Darryl Gove's blog

Friday Mar 20, 2009

Volatile and Mutexes

A rough-and-ready guide to when to use the volatile keyword and when to use mutexes.

When you declare a variable to be volatile it ensures that the compiler always loads that variable from memory and immediately stores it back to memory after any operation on it.

For example:

int flag;

while (flag){}

In the absence of the volatile keyword the compiler will optimise this to:

if (!flag) while (1) {}

[If the flag is not zero to start with then the compiler assumes that there's nothing that can make it zero, so there is no exit condition on the loop.]

Not all shared data needs to be declared volatile. Only if you want one thread to see the effect of another thread.

[Example, if one thread populates a buffer, and another thread will later read from that buffer, then you don't need to declare the contents of the buffer as volatile. The important word being later, if you expect the two threads to access the buffer at the same time, then you would probably need the volatile keyword]

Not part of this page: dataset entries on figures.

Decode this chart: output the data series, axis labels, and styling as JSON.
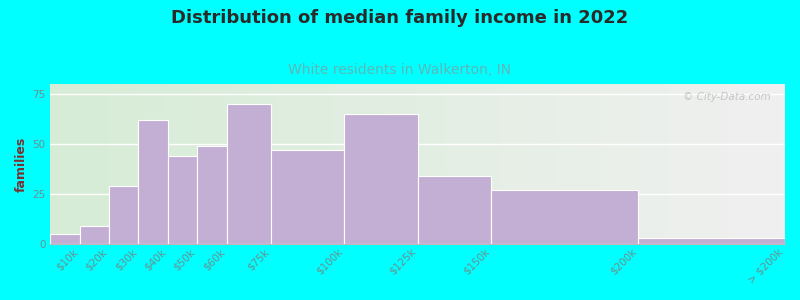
{
  "title": "Distribution of median family income in 2022",
  "subtitle": "White residents in Walkerton, IN",
  "ylabel": "families",
  "bar_color": "#c4afd4",
  "bar_edgecolor": "#ffffff",
  "background_color": "#00ffff",
  "plot_bg_left": "#d6ecd6",
  "plot_bg_right": "#f0f0f0",
  "title_color": "#2a2a2a",
  "subtitle_color": "#5ab8b8",
  "ylabel_color": "#7a3030",
  "tick_label_color": "#6a9090",
  "ytick_values": [
    0,
    25,
    50,
    75
  ],
  "ylim": [
    0,
    80
  ],
  "title_fontsize": 13,
  "subtitle_fontsize": 10,
  "ylabel_fontsize": 9,
  "tick_fontsize": 7.5,
  "watermark_text": "© City-Data.com",
  "watermark_color": "#bbbbbb",
  "bin_edges": [
    0,
    10,
    20,
    30,
    40,
    50,
    60,
    75,
    100,
    125,
    150,
    200,
    250
  ],
  "bin_labels": [
    "$10k",
    "$20k",
    "$30k",
    "$40k",
    "$50k",
    "$60k",
    "$75k",
    "$100k",
    "$125k",
    "$150k",
    "$200k",
    "> $200k"
  ],
  "counts": [
    5,
    9,
    29,
    62,
    44,
    49,
    70,
    47,
    65,
    34,
    27,
    3
  ]
}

Mutexes are there to ensure exclusive access:

You will typically need to use them if you are updating a variable, or if you are performing a complex operation that should appear 'atomic'

For example:

volatile int total;

mutex_lock();
total+=5;
mutex_unlock();

You need to do this to avoid a data race, where another thread could also be updating total:

Here's the situation without the mutex:

Thread 1    Thread 2
Read total  Read total
Add 5       Add 5
Write total Write total

So total would be incremented by 5 rather than 10.

An example of a complex operation would be:

mutex_lock();
My_account = My_account - bill;
Their_account = Their_account + bill;
mutex_unlock();

You could use two separate mutexes, but then there would be a state where the amount bill would have been removed from My_account, but not yet placed into Their_account (this may or may not be a problem).